The more than 300 observers mostly deployed by the Organization for Security and Cooperation in Europe (OSCE) gave the most positive assessment ever by a Western-led monitoring mission of major elections held in the South Caucasus nation.
In a joint statement, they said the snap polls won by Prime Minister Nikol Pashinian’s My Step alliances enjoyed “broad public trust” and were marked by a “general absence of electoral malfeasance, including of vote buying and pressure on voters.”
“Election day proceeded calmly and peacefully with all stages assessed positively by almost all [mission] observers, indicating general adherence to the procedures,” read the statement.
“The vote count was assessed positively in all but two polling stations observed, indicating that the counting process was conducted without significant procedural violations,” it added.
“I congratulate the Armenian people,” Aleksander Pociej, the head of a delegation of the Council of Europe’s Parliamentary Assembly (PACE) that was part of the monitoring mission.
“[Armenia’s] 2018 peaceful ‘velvet’ revolution, in conjunction with the political will of the current authorities, enabled the holding of democratic elections,” Pociej told a joint news conference with the other mission chiefs.
“Democracy cannot proceed without trust, so I am pleased that broad public trust was the central characteristic of this election,” said Peter Osusky, who led 250 or so short-term observers deployed by the OSCE.
Heidi Hautala, a European Parliament member, likewise stated that there were “minimum irregularities” in Sunday’s vote, unlike in the previous Armenian parliamentary elections that were held in April 2017 and also monitored by her.
A similar OSCE-led mission cited at the time “credible information about vote-buying and pressure on civil servants and employees of private companies.” The then ruling Republican Party of Armenia (HHK) was widely accused of resorting to the illegal practices.
“Positively, electoral stakeholders did not report any systematic efforts of vote-buying and other electoral malfeasance,” the European observers said this time around.
In their preliminary findings, they also praised Armenian media coverage of the parliamentary race.
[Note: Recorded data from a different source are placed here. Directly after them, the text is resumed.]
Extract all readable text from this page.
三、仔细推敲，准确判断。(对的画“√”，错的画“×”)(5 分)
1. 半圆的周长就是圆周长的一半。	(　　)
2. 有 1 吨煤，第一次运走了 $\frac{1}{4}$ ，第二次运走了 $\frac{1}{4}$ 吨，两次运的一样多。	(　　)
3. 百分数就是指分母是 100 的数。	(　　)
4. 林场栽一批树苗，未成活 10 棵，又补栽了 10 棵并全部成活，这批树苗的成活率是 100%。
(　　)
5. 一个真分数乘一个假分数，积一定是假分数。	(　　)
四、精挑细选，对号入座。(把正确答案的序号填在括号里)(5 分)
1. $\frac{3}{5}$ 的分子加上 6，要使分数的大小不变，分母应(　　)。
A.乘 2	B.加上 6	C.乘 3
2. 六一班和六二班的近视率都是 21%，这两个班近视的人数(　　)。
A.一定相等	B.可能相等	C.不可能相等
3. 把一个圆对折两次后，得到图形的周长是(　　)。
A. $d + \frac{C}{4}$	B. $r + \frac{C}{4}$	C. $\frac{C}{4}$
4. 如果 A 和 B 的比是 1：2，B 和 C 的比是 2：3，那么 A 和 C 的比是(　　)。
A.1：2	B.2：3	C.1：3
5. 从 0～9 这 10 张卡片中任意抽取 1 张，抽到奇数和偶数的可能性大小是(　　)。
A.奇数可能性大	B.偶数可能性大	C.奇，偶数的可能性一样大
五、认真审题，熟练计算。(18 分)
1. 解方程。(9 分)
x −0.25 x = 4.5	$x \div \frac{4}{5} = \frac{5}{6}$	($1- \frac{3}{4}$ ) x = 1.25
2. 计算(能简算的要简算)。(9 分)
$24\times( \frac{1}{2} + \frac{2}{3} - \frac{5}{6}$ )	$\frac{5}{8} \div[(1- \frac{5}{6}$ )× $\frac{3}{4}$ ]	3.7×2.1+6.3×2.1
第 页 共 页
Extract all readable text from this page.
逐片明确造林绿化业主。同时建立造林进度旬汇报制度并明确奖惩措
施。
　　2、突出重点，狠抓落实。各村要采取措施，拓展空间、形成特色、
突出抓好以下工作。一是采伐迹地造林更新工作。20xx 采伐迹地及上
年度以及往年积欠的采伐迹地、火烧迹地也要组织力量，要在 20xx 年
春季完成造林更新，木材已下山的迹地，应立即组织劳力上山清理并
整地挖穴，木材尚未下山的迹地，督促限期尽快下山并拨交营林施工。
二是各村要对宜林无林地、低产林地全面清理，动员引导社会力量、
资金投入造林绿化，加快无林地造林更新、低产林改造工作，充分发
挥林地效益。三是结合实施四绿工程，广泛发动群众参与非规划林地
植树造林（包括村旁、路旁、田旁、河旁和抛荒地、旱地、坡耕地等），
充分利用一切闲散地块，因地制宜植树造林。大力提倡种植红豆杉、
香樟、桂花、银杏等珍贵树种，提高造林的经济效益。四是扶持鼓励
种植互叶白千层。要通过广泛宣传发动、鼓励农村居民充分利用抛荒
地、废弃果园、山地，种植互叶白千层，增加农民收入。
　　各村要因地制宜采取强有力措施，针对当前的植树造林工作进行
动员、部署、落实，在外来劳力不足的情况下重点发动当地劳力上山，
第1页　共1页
They said local broadcasters, who remain the main source of information for voters, “made a visible effort to cover all electoral contestants.”
“The public television provided a reasonably balanced coverage,” said their statement. “Positively, a number of media, including the public television, organized genuine debates, bringing together candidates from all the contestants.”
The HHK claimed throughout the election campaign that its activists across the country are summoned by police officials and warned against telling people to vote for the former ruling party. Urszula Gacek, the head of the European monitoring mission, said her observers were aware of the alleged harassment but found no evidence of it.